There has always been one vivid, popular legend of Johnson’s unlikely friendship. It is enshrined in a particular anecdote that was passed lovingly around Johnson’s later circle: each one heard, embroidered and retold a different version of it. The account describes how Johnson and Savage walked round the squares of London all one night, being too poor to afford either food or lodging but sustained by the passionate intimacy of their conversation.
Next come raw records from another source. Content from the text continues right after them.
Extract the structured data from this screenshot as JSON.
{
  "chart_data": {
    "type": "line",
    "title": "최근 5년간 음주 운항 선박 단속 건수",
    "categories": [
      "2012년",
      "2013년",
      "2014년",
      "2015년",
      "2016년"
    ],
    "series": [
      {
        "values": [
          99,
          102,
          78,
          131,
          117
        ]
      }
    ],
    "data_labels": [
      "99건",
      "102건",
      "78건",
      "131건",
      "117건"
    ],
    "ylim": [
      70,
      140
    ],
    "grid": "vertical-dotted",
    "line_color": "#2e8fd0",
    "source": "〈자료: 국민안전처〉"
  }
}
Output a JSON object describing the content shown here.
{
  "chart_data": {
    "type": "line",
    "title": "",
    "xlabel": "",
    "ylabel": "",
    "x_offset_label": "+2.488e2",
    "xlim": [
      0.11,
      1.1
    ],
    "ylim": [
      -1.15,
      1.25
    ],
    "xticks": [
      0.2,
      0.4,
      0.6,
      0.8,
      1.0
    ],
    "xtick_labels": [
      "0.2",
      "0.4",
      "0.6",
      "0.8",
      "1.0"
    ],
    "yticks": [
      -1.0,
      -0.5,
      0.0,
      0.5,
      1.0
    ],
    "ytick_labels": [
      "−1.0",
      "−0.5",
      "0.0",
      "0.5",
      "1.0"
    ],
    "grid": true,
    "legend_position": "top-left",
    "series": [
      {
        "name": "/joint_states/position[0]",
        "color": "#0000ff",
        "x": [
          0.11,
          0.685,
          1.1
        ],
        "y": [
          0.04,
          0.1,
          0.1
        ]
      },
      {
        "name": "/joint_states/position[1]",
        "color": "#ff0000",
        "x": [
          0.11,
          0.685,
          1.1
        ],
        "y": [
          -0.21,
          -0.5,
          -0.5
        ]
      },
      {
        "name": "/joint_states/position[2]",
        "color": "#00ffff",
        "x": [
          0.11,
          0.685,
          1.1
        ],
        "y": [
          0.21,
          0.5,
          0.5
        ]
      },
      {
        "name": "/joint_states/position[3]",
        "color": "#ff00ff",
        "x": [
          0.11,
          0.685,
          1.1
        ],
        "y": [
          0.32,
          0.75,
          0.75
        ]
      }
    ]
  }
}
This story, in its various renditions, became symbolic of the Augustan writer’s life in Grub Street, just as the story of Thomas Chatterton’s death in a Holborn garret became symbolic of the romantic poet for the later eighteenth century. It passed quickly into treasured anecdote, and remains to this day the one clear image of young Johnson in London. A recent American scholar summarises it with relish: ‘Those who know nothing else of his early life can envision in Hogarthian detail Johnson in his ill-fitting great-coat and Savage dressed like a decayed dandy, wandering the street for want of a lodging and inveighing against fortune and the Prime Minister.’1
It is easy to see why the story appealed. It is indeed like a Hogarth illustration to Johnson’s famous line, from his poem London, ‘Slow rises worth, by Poverty depressed’. The link between poverty and genius, between poetry and lack of recognition, is axiomatic for the young writer coming to try his fortune in the great city.
We can instantly imagine the scene: the cobbled streets, the stinking rubbish, the tavern signs, the shuttered house-fronts; the moonlight and the dark alleys; the slumbering beggars, the footpads and the Night Watch; and the two central figures striding along, bent in conversation, convivial and ill-matched. Here is the huge, bony Johnson with his flapping horse-coat and dirty tie-wig, swinging the famous cudgel with which he once kept four muggers at bay until the Night Watch came up to rescue him; and here the small, elegant Savage with his black silk court-dress (remarked on at his trial), his moth-eaten cloak, his tasselled sword and his split shoes, which well-wishers were always trying to replace.
It is a night scene: these friends are outcasts from society, without money and without lodgings, talking of poetry and politics and reforming the world, while the wealthy complacent city slumbers in oblivion. They are in a sense its better conscience, ever wakeful; or its uneasy dream of oppression and injustice. It is a romantic, Quixotic, heroic or mock-heroic picture, depending on one’s point of view. But how true is it?
There are in fact four separate accounts of these night-wanderings. They are given by Sir John Hawkins, Johnson’s early biographer; by his young friend the Irish playwright, Arthur Murphy; by his later companion in the celebrated Club, the painter Sir Joshua Reynolds; and by Boswell. All depend on hearsay, for none of them actually knew Johnson at the time, or had ever seen him together with Savage. Indeed an extraordinary fact at once emerges: no one, at any time, or in any place, ever left a first-hand account of seeing Johnson and Savage together. It was, from the start, an invisible friendship.
The episode of their night-walks exists as a kind of composite memory rather than as a specific event which anyone witnessed. All the accounts must have had Johnson as their ultimate source, but the circumstances are never quite the same. To show how the story developed, it is interesting to unwrap each version and examine its layered contents. We begin with Boswell, and work backwards until we finally reach Johnson’s original account, dating from 1743.